The collection of papers is an “enduring resource” for simulation researchers, notes Dr. Aggarwal. He has dedicated the supplement to the late Arnold and Blema Steinberg, whose foundation has generously funded the project. “We owe tremendous gratitude to the Steinberg Foundation for their generosity, vision and encouragement to help move forward this field.”
Dr. Aggarwal expects that the Simnovate International Summit will likely be back by popular demand in the spring of 2018. “I think all of this – not to sound too grandiose – is about us getting together to ask how do we make society better for ourselves, for our patients, for our community and for our future selves.”
Click here to access the special Simnovate supplement edition of the BMJ Simulation & Technology Enhanced Learning.
About the domain groups
The patient safety domain group looked at why simulation, though it has been shown to be a high-impact training tool that improves clinical skills, has still not been comprehensively
integrated into patient safety solutions. The group explored how this could be done, with special focus on the role of in situ simulation.
Simulation as a tool to reduce risks and costs associated with the adoption of new technologies was the focus of the medical technology domain group, specifically how to better direct innovators and channel resources toward new technologies with the greatest chance of success.
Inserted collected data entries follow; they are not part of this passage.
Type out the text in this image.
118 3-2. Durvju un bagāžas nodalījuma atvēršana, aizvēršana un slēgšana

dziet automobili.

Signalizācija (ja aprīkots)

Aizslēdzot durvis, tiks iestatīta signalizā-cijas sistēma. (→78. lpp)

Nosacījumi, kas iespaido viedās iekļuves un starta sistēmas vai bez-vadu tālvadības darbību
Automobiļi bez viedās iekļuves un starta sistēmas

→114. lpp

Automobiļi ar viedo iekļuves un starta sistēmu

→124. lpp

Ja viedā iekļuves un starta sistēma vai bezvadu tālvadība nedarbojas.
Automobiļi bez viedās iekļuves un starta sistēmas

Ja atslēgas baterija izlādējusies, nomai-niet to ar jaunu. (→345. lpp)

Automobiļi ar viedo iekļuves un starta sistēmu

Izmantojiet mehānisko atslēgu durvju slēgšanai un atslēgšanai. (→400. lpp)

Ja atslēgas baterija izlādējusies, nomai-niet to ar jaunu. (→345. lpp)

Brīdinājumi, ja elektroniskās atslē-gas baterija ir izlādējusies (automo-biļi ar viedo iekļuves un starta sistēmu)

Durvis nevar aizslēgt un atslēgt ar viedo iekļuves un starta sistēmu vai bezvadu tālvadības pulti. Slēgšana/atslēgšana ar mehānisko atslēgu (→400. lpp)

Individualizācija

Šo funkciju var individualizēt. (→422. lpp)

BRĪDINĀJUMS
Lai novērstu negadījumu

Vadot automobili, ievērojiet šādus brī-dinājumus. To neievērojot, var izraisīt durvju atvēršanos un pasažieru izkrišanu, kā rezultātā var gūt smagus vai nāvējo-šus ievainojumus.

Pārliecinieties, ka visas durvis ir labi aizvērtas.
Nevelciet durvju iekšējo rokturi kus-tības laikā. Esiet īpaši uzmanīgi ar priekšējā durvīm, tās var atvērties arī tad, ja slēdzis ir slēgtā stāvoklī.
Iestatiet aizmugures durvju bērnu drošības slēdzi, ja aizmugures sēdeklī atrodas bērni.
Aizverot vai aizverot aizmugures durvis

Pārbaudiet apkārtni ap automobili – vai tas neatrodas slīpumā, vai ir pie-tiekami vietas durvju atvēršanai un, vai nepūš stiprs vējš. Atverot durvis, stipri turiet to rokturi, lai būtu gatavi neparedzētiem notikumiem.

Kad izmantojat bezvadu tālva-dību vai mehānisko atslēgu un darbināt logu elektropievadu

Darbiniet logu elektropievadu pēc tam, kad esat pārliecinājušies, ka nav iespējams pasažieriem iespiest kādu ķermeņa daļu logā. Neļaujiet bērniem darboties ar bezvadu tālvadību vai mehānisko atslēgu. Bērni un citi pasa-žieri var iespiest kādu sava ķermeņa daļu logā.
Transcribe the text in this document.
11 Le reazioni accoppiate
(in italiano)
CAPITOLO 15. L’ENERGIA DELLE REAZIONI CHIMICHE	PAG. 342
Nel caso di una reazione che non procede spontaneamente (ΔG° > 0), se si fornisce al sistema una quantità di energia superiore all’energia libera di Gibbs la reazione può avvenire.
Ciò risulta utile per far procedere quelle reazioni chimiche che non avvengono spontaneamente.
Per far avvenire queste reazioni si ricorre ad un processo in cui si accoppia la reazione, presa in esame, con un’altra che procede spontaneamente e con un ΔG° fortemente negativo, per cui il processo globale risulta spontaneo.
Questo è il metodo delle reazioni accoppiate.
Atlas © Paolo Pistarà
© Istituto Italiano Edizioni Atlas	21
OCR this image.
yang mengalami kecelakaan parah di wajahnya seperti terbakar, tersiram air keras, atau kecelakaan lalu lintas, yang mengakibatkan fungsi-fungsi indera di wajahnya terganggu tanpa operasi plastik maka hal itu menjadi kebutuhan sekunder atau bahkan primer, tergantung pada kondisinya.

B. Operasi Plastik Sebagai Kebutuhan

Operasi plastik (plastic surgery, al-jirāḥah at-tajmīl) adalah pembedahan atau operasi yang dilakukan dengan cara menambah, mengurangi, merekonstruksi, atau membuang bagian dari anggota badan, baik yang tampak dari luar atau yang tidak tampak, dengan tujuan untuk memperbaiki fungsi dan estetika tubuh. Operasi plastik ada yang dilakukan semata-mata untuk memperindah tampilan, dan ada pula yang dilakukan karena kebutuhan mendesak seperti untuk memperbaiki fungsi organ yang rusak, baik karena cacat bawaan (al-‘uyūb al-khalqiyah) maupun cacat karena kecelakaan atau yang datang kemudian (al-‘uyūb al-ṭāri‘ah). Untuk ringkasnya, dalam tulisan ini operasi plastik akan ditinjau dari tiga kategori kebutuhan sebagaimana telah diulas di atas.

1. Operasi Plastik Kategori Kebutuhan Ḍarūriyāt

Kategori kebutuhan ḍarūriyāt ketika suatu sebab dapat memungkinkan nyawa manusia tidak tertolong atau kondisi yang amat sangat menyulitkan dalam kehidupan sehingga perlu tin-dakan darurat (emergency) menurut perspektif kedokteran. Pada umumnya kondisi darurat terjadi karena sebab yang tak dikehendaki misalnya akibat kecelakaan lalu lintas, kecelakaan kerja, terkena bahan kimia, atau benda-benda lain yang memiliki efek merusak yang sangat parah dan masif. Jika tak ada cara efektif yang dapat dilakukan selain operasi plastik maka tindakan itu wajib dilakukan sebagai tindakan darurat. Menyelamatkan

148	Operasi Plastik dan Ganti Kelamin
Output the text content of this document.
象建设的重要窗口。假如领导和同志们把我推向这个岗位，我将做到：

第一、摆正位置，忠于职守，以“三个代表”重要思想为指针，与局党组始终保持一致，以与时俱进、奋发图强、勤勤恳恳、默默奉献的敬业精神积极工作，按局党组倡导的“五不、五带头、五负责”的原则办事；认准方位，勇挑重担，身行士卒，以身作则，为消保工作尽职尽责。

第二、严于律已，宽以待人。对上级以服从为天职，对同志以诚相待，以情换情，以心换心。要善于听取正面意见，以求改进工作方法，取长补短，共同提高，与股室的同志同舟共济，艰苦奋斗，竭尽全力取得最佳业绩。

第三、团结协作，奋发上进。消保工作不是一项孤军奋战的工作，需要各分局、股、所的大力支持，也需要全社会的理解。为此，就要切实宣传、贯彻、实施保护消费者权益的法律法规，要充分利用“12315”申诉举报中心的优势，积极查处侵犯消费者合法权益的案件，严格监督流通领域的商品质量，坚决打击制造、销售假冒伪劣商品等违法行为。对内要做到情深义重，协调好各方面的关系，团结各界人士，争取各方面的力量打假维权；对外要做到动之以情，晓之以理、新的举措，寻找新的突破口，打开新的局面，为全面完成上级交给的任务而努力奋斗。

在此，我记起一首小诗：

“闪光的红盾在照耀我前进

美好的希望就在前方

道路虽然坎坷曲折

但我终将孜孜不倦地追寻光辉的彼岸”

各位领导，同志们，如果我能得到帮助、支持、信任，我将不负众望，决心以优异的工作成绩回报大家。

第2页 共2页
The global health domain group conducted an overview of the use of simulation in low and middle income countries, which revealed a predominance of low-tech manikins and standardized patients for measuring quality of healthcare delivery.
The pervasive learning domain group explored the use of online and serious gaming as a potential engaged learning tool for translating knowledge, skills and aptitudes into clinical competence.